|Four problem sets||50%|
Lectures: 2 sessions / week, 1.5 hours / session
This course covers, with a focus on both theory and empirics, advanced topics in international trade (as well as inter-regional trade and economic geography). It includes the study of positive issues, such as: Why do countries trade? What goods do countries trade? What are the implications of openness for the location of production, industries, occupations, and innovative activity? And, what impedes trade and why do some countries deliberately erect policy impediments to trade? The course also concerns normative issues, such as: Is trade openness beneficial to a representative agent? And, Are there winners and losers from trade and if so, can we identify them? Throughout, these issues are approached in neoclassical settings as well as those with market failures, at the industry-level as well as the firm-level, and in the presence of both mobile and immobile factors (e.g., foreign direct investment (FDI), offshoring of tasks, multinational firms and immigration).
The reading list for each topic is separated into two groups: "essential" and "recommended." Essential readings will be covered extensively in class. Recommended readings combine classical references and examples of recent papers in a particular area, which may or may not be covered in class. There are no required textbooks, but many of the books listed are worth owning.
Four problem sets (worth 50% of your final grade). These are designed to build a mixture of theoretical and empirical skills. The problem sets are each due two to three weeks after the last lecture on material contained in the problem set. Late problem sets won't be accepted without prior permission (and will receive a grade of zero).
One referee report (worth 15% of your final grade) on either:
These are two recent and successful job market papers on topics in international trade. Your report should be 3-4 pages long and include: a summary of the main features of the paper (one paragraph); a description of its contribution to the literature (one paragraph); its main strengths and weaknesses; and your recommendations to improve it (2-3 pages).
One research proposal (worth 35% of your final grade). The proposal should be 15-20 pages long (double-spaced) and describe: the question you want to address; why you think it is important; why you think the answer of the previous literature is unsatisfactory; and how you plan to improve it. Your mark will reflect both the precision with which you answer these questions (in particular, the concreteness of your proposed improvement, i.e. how far you have thought it through and progressed to date) and the quality of the proposed improvement (i.e. how good an idea for a paper it seems). The proposal will be due late in the semester.
|Four problem sets||50%|
The course is comprised of three main sections, each of which touches on core models and topics in the study of International Trade. Throughout there is a heavy emphasis on first developing theories and then discussing the empirical evidence for these theories.
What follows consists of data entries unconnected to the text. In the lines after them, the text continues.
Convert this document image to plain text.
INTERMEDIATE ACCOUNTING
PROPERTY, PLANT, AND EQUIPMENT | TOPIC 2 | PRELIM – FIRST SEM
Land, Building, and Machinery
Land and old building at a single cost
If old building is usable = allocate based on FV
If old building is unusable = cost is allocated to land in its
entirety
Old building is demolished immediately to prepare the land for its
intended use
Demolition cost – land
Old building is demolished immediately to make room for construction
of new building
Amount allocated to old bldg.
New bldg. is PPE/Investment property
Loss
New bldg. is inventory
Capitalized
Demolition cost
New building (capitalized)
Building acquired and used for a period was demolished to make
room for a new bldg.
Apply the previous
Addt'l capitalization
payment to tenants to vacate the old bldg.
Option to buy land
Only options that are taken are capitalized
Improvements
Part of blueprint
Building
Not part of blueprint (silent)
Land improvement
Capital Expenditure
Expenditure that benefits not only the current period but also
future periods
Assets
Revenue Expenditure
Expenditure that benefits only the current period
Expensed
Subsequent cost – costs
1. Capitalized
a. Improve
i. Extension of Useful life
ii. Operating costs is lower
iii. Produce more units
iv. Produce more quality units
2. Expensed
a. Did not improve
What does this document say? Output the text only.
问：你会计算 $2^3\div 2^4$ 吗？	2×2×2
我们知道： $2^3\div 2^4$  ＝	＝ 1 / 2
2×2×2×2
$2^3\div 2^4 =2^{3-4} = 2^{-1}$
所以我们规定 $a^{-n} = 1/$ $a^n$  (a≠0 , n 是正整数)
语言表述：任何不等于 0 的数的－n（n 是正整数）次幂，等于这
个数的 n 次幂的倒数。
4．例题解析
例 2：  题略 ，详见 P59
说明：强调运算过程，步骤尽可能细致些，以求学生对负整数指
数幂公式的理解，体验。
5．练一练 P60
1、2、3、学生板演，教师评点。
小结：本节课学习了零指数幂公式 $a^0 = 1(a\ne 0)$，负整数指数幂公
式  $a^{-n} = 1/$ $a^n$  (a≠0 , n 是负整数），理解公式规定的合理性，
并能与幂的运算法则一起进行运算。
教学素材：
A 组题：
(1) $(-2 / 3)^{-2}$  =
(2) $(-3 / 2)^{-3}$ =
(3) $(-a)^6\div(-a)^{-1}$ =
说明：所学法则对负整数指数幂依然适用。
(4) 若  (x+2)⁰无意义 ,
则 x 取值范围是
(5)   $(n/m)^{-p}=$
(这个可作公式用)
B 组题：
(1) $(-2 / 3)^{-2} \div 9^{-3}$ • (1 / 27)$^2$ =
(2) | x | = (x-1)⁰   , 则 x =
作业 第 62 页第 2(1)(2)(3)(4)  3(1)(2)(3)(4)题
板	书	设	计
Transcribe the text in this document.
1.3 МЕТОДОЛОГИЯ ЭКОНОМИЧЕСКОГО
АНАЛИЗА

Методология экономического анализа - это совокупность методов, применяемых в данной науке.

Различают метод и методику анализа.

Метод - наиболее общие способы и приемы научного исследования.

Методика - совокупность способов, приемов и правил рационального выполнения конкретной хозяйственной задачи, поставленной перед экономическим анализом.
We begin with the simplest approach to trade theory: trade among constant returns to scale, perfectly competitive economies. Here we first study, in completely general production settings, the conditions under which trading is Pareto efficient ('Gains from Trade') and the predictions about who will trade what with whom ('Law of Comparative Advantage'). Then we move on to useful and famous models that restrict the supply side in different manners (Ricardian, Ricardo-Viner, and Heckscher-Ohlin) in order to generate richer predictions about what will happen when economies trade.
Starting in the early 1980s the study of international trade was heavily influenced by the arrival of models in which countries would trade purely to exploit economies of scale, and in which production was imperfectly competitive. We begin by studying this body of work and then proceed through to the more recent work that it inspired, on models of trade in which firms are heterogeneous within industries. These models (as well as some neoclassical models) typically predict that trade flows take the 'gravity equation' form. We discuss the conditions under which a model is therefore a 'gravity model' and relate this to the enormous body of work that estimates gravity equations using trade data (often to shed light on the magnitude of various barriers to trade).
Finally we discuss a series of unconnected topics that extend the above ideas to specific applications of interest. These include: how trade affects growth; how trade affects labor markets; the consequences of an ability to trade inputs to the production process such as intermediate goods/tasks (offshoring and fragmentation); the consequences of an ability to move a firm/plant across borders as well as goods (multinational firms); and what sorts of trade policy we should expect to see if policymakers are self-interested (political economy of trade policy) and if countries set trade policy under various non-cooperative or cooperative regimes (the WTO).